Paris Noir - Aurelien Masson [35]
In the silence of the early hours I look for the iron. It hasn’t moved. In the hall closet. Nothing has moved. I wonder if I really left, if it’s not the morning after a rocky night of drinking that made me think I’d disappeared for ten years. My only suit has to be ironed. Keep up appearances. Patrick’s parents have money. They rented a big room in a restaurant in the Bois de Vincennes that has a little garden. We don’t have the money for that. So we keep up appearances. A family tradition. Like the soup. But I don’t hold it against her: Mom did what she could when my father died. A perfectly pressed suit. A wedding in September when the days are getting shorter, what an idea. I put it in my room on the bed and I close the door so the cat won’t come in and sleep on it.
Mom’s up now. She’s surprised. She forgot I was here. Yet it’s the first time I’ve been here in ten years.
“Did you sleep well?” “Yes! You left the room just like it used to be.” “What did you expect me to do with it?” “I don’t know.” She grabs a cup and helps herself and takes a sip. “Your coffee is very strong.” “That’s the only way I like it.” She adds a little water. “I ironed my suit for the wedding.” “I could have done it for you.” “I’m used to it. We did everything ourselves in the subs.” “So it’s not like it used to be.” She smiles sadly and adds: “Are you okay?” What can I answer? I lie: “Sure! Work, life … everything’s okay.” She finishes her cup. I tell her I’m going out for a walk. “Do you need something?” “No! I feel like taking a walk.” “You’ll see, there’ve been some changes.” “I’ll bet.”

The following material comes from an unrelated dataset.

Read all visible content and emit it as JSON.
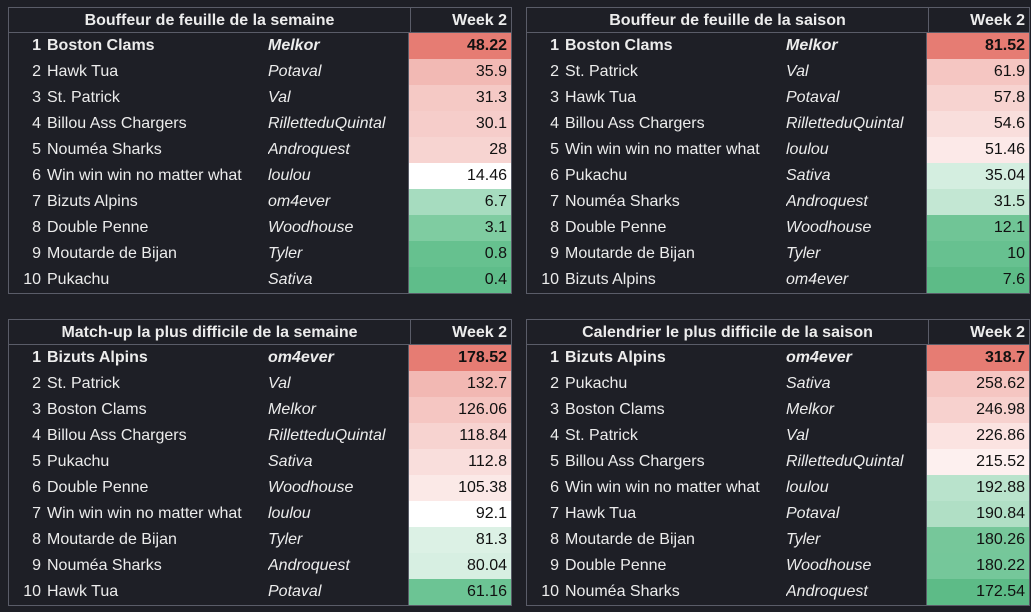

I walk downstairs. Fifth floor. Fifty-seven steps. I still remember the jerky tempo of the descent. Back in the day, the light used to go on the fritz a lot and you had to keep count of the steps in your head so as not to fall. Outside. A kind of square where two buildings face each other. Ours and Olivier’s. Olivier was a friend of my father’s. Anyway he doesn’t live there anymore. The air is cool. A strange feeling that this new old world is much smaller than the one I left. A few shouts in the distance, and the background noise that never goes away. A mix of all the activities of the city. Never have I heard silence around here. I go up rue de Fécamp, cross boulevard Daumesnil, and I take rue de Picpus to reach the little park where I used to hang out a lot. The place where I smoked my first cigarettes with Marco and the other guys. The mix of new and old apartment buildings gives a rhythm to what I see. Nothing has really changed, but everything is different. Ten years is an eternity. After the little park I walk up to Place de la Nation. I leave the neighborhood. Our neighborhood our universe where we thought we dominated the city and the world. What a laugh. We were just fragile little insects running around in a space that was too vast and noisy for us.
And the back streets around there, like little islands, where life was organized around a café. That’s where we would meet, in those cafés. We rarely went any further away. Rarely to the other neighborhoods—for us that was elsewhere, too far away. I gulp down a cup of coffee in one of those cafés. I don’t know if the sign has changed. It’s a little blurry in my memory. A few old guys are talking over a beer. They were already there in the same spot ten years ago, a hundred years ago.
Store after store, like everywhere else. The same signs, the same colors. Standardization settling in and taking over. Just shadows. Buildings, cars, men, women, these people. Just shadows I ignore.